Oil little changed as growing U.S. supply offsets bullish Saudi comments

NEW YORK (Reuters) - Oil prices ended little changed on Tuesday, as growing U.S. production expectations offset earlier gains after Saudi Arabia’s oil minister said market fundamentals were improving.

FILE PHOTO - Pump jacks drill for oil in the Monterey Shale, California, U.S. on April 29, 2013. REUTERS/Lucy Nicholson/File Photo

The market, however, fell in post-settlement trade after data from industry group the American Petroleum Institute showed U.S. crude stocks last week rose 11.6 million barrels, or more than five times analysts’ forecast.[API/S]

If the build is confirmed by the U.S. Energy Information Administration (EIA) at 10:30 a.m. EST on Wednesday, it would be the ninth straight weekly rise in inventories that are already at record highs. [EIA/S]

At the CERAWeek energy conference in Houston, Saudi Oil Minister Khalid Al-Falih said last year’s agreement by OPEC and non-OPEC countries to curb supplies and boost prices has improved oil market supply and demand fundamentals.

But Falih said that happened only because Saudi Arabia cut beyond what it pledged, bringing the kingdom’s output below 10 million barrels per day (bpd). He also said the Organization for the Petroleum Exporting Countries (OPEC) would not let rival producers take advantage of the cuts to underwrite their own production investments.

The group is expected to meet again in May, when it could consider extending the production cuts.

Brent futures LCOc1 slipped nine cents, or 0.2 percent, to settle at $55.92 a barrel, while U.S. West Texas Intermediate (WTI) crude CLc1 lost six cents, or 0.1 percent, to settle at $53.14.

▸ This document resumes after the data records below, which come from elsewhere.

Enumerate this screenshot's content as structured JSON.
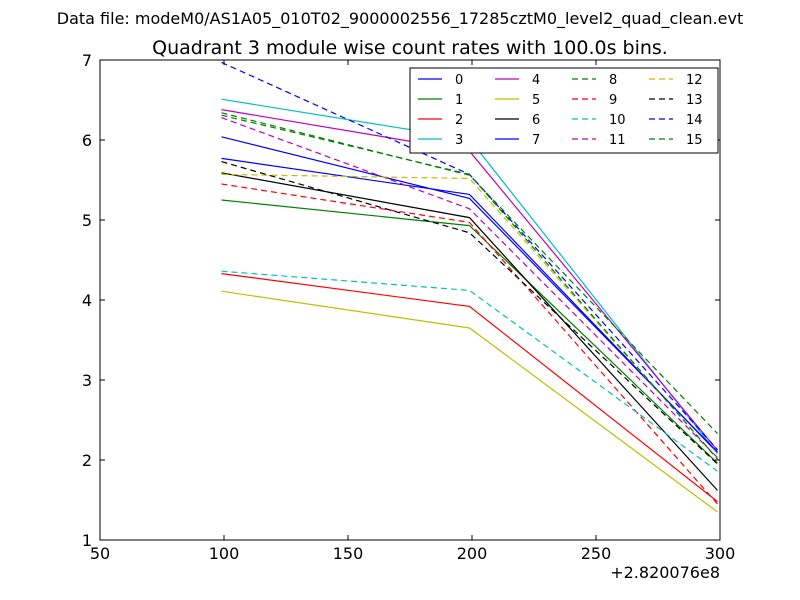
{
  "chart_data": {
    "type": "line",
    "suptitle": "Data file: modeM0/AS1A05_010T02_9000002556_17285cztM0_level2_quad_clean.evt",
    "title": "Quadrant 3 module wise count rates with 100.0s bins.",
    "xlabel": "",
    "ylabel": "",
    "offset_text": "+2.820076e8",
    "xlim": [
      50,
      300
    ],
    "ylim": [
      1,
      7
    ],
    "xticks": [
      50,
      100,
      150,
      200,
      250,
      300
    ],
    "yticks": [
      1,
      2,
      3,
      4,
      5,
      6,
      7
    ],
    "grid": false,
    "legend": {
      "placement": "top-right",
      "columns": 4
    },
    "x": [
      99,
      199,
      299
    ],
    "series": [
      {
        "name": "0",
        "color": "#0000ff",
        "dash": "solid",
        "values": [
          5.77,
          5.32,
          2.09
        ]
      },
      {
        "name": "1",
        "color": "#008000",
        "dash": "solid",
        "values": [
          5.25,
          4.93,
          1.96
        ]
      },
      {
        "name": "2",
        "color": "#ff0000",
        "dash": "solid",
        "values": [
          4.33,
          3.92,
          1.48
        ]
      },
      {
        "name": "3",
        "color": "#00bfbf",
        "dash": "solid",
        "values": [
          6.51,
          6.01,
          2.08
        ]
      },
      {
        "name": "4",
        "color": "#bf00bf",
        "dash": "solid",
        "values": [
          6.38,
          5.86,
          2.12
        ]
      },
      {
        "name": "5",
        "color": "#bfbf00",
        "dash": "solid",
        "values": [
          4.11,
          3.65,
          1.35
        ]
      },
      {
        "name": "6",
        "color": "#000000",
        "dash": "solid",
        "values": [
          5.59,
          5.03,
          1.62
        ]
      },
      {
        "name": "7",
        "color": "#0000ff",
        "dash": "solid",
        "values": [
          6.04,
          5.27,
          2.1
        ]
      },
      {
        "name": "8",
        "color": "#008000",
        "dash": "dashed",
        "values": [
          6.34,
          5.56,
          2.33
        ]
      },
      {
        "name": "9",
        "color": "#ff0000",
        "dash": "dashed",
        "values": [
          5.45,
          4.97,
          1.45
        ]
      },
      {
        "name": "10",
        "color": "#00bfbf",
        "dash": "dashed",
        "values": [
          4.36,
          4.12,
          1.86
        ]
      },
      {
        "name": "11",
        "color": "#bf00bf",
        "dash": "dashed",
        "values": [
          6.28,
          5.14,
          2.03
        ]
      },
      {
        "name": "12",
        "color": "#bfbf00",
        "dash": "dashed",
        "values": [
          5.57,
          5.52,
          2.02
        ]
      },
      {
        "name": "13",
        "color": "#000000",
        "dash": "dashed",
        "values": [
          5.73,
          4.84,
          1.95
        ]
      },
      {
        "name": "14",
        "color": "#0000ff",
        "dash": "dashed",
        "values": [
          6.97,
          5.57,
          2.13
        ]
      },
      {
        "name": "15",
        "color": "#008000",
        "dash": "dashed",
        "values": [
          6.31,
          5.57,
          2.01
        ]
      }
    ]
  }
}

Both benchmarks were about 0.7 percent lower after the API data.

Oil prices have been stuck in a $3 band since February, failing to take off after OPEC implemented, to a surprisingly high degree, the first production cut in eight years.

Prices came under pressure as U.S. shale oil drilling increased after WTI rose firmly above $50 a barrel in December after OPEC sealed the deal with Russia and other non-OPEC producers.

“OPEC has unrealistic expectation as to what their production cuts can achieve,” said Phil Davis, managing partner at PSW Investments in Woodland Park, New Jersey, noting U.S. production over the next two years is expected to wipe out much of the OPEC cuts.

The EIA projected U.S. oil production would rise to an average of 9.2 million bpd in 2017 and 9.7 million bpd in 2018, which, if correct, would top the current record high of 9.6 million bpd set in 1970.

Fund managers have doubled their net long positions in Brent, WTI and options to 951 million barrels between the start of November and Feb. 21, betting OPEC’s output cuts would lift prices.

But that bullish sentiment has wavered with Russia’s lackluster participation in the cuts, rising U.S. shale output and signs OPEC countries began increasing crude exports in February.

Russia promised to implement its 300,000 bpd share of production cuts by the end of April. But brokerage Marex Spectron predicted Russian production and exports would rise gradually, which would lead to “a quick deterioration of the short-term supply conditions.”